Bake at 275 degrees for 45 minutes.  Do not let brown and cut when they are warm so they don't crack when cut. 

Oatmeal Cookies a la mode

1 cup butter (or margarine for a crisper result)
1 cup granulated sugar
1/2 cup brown sugar
1 egg
1 tsp vanilla
1 1/4 cups oatmeal
3/4 cup coconut
1/2 cup pecans (or walnuts)
1 1/2 cup flour
1 tsp baking powder
1 tsp baking soda
1/2 cup chocolate chips (or raisins)

Preheat oven to 375.

Cream together the butter and sugars until fluffy (a few minutes).  Add the egg and vanilla.  Blend thoroughly.  Add the oatmeal, coconut and pecans.  Add the flour, baking soda and pwowder.  blend well then fold in the chocolate chips.

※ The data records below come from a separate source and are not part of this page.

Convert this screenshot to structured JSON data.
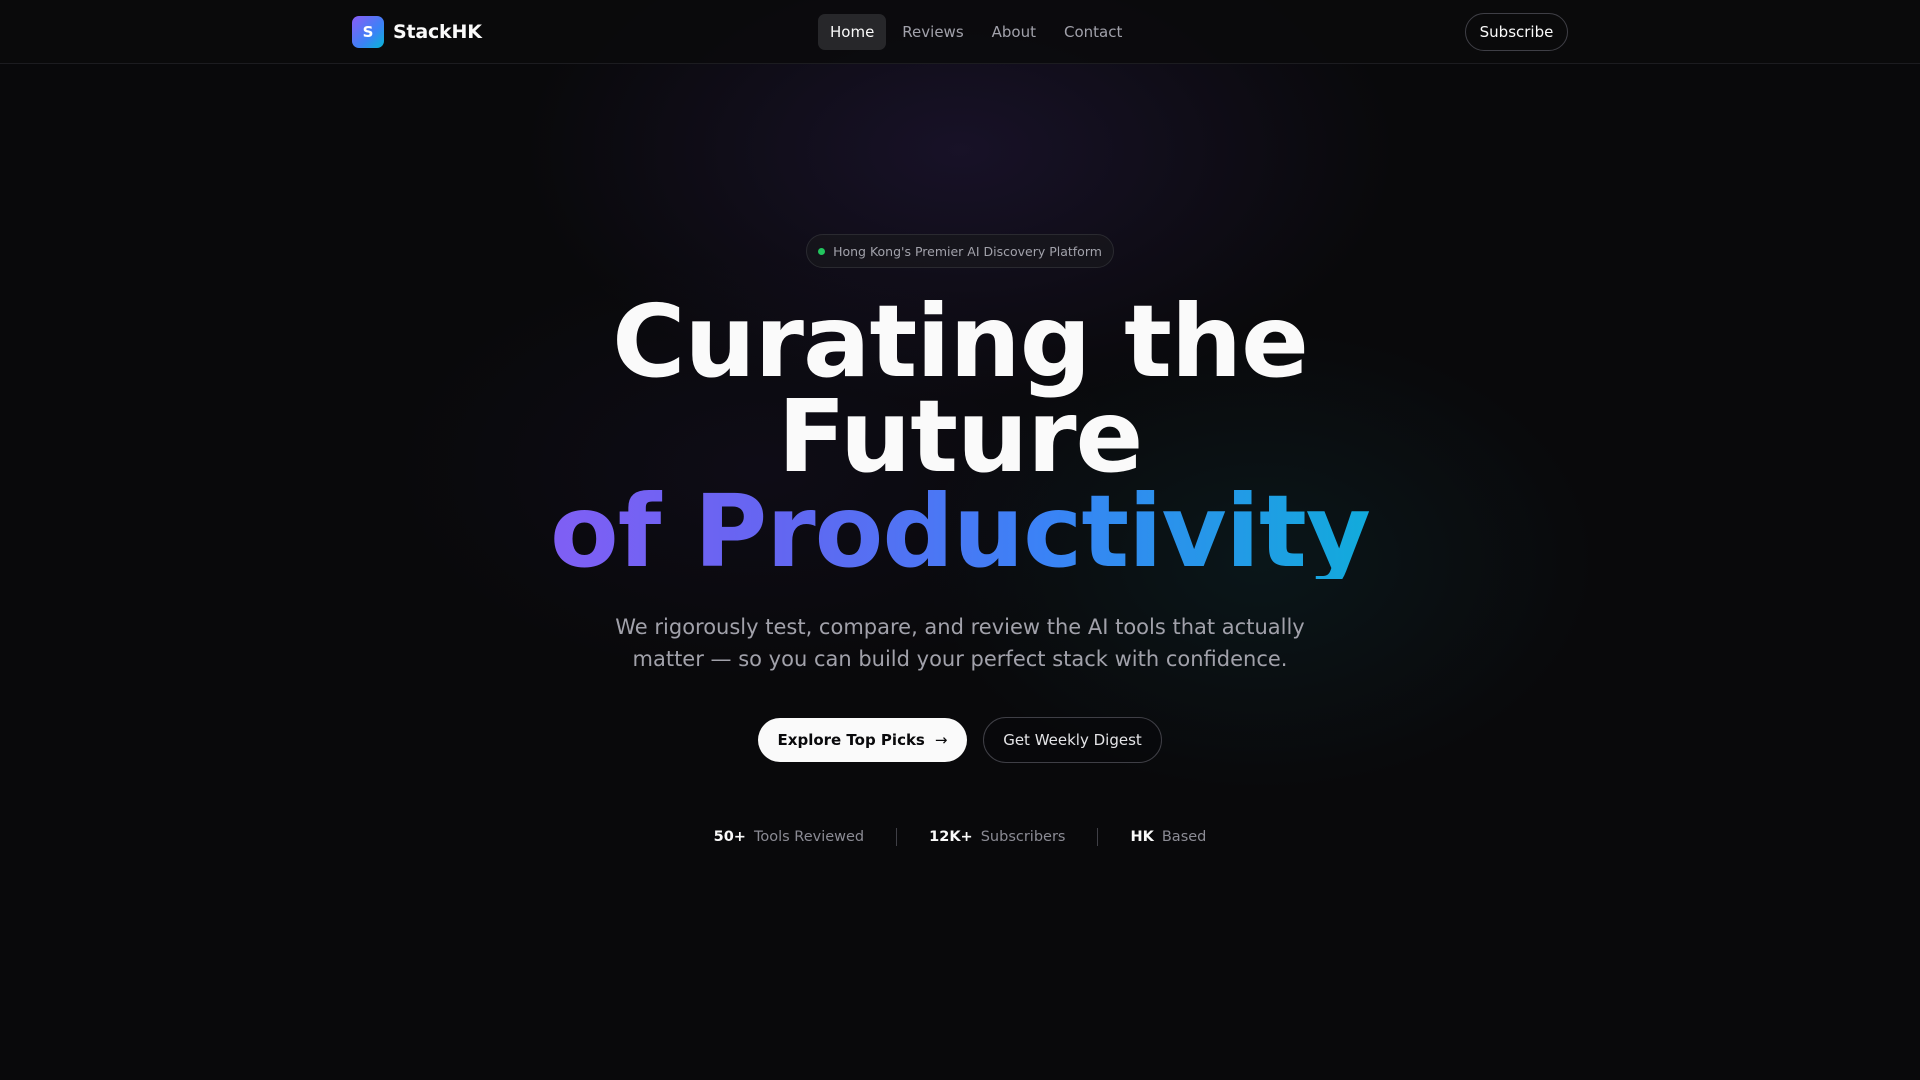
{
  "nav": {
    "logo_letter": "S",
    "brand": "StackHK",
    "links": [
      {
        "label": "Home",
        "active": true
      },
      {
        "label": "Reviews",
        "active": false
      },
      {
        "label": "About",
        "active": false
      },
      {
        "label": "Contact",
        "active": false
      }
    ],
    "subscribe_label": "Subscribe"
  },
  "hero": {
    "badge": "Hong Kong's Premier AI Discovery Platform",
    "headline_line1": "Curating the",
    "headline_line2": "Future",
    "headline_line3": "of Productivity",
    "subtitle": "We rigorously test, compare, and review the AI tools that actually matter — so you can build your perfect stack with confidence.",
    "primary_cta": "Explore Top Picks",
    "primary_cta_icon": "arrow-right-icon",
    "secondary_cta": "Get Weekly Digest"
  },
  "stats": [
    {
      "value": "50+",
      "label": "Tools Reviewed"
    },
    {
      "value": "12K+",
      "label": "Subscribers"
    },
    {
      "value": "HK",
      "label": "Based"
    }
  ],
  "colors": {
    "background": "#09090b",
    "accent_violet": "#8b5cf6",
    "accent_blue": "#3b82f6",
    "accent_cyan": "#06b6d4",
    "status_green": "#22c55e"
  }
}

Drop spponfuls on the ungreased cookie sheet and bake for 10 ish minutes.

Chocolate Chip Cookies

Who doesn't love a good Chocolate Chip Cookie?  It's the perfect dessert.  So what a great way to start my mother's recipe blog and get rid of ALL the paper recipes she has in her basket.  Oddly enough this recipe happens to be a recipe that I gave her eons ago and I have completely forgotten about it.  I think I will have to pull it out again.  So here we go ...

Ingredients

1 cup brown sugar
1 cup white sugar
1 cup crisco
1/2 cup vegetable oil
1/2 cup butter (1 cube)
2 eggs
1 tsp vanilla
4 cups flour
2 tsp baking soda
2-3 tsp cream of tarter
1 tsp salt
2+ cups chocolate chips

350 degrees for 10-12 minutes on a lightly greased cookie sheet.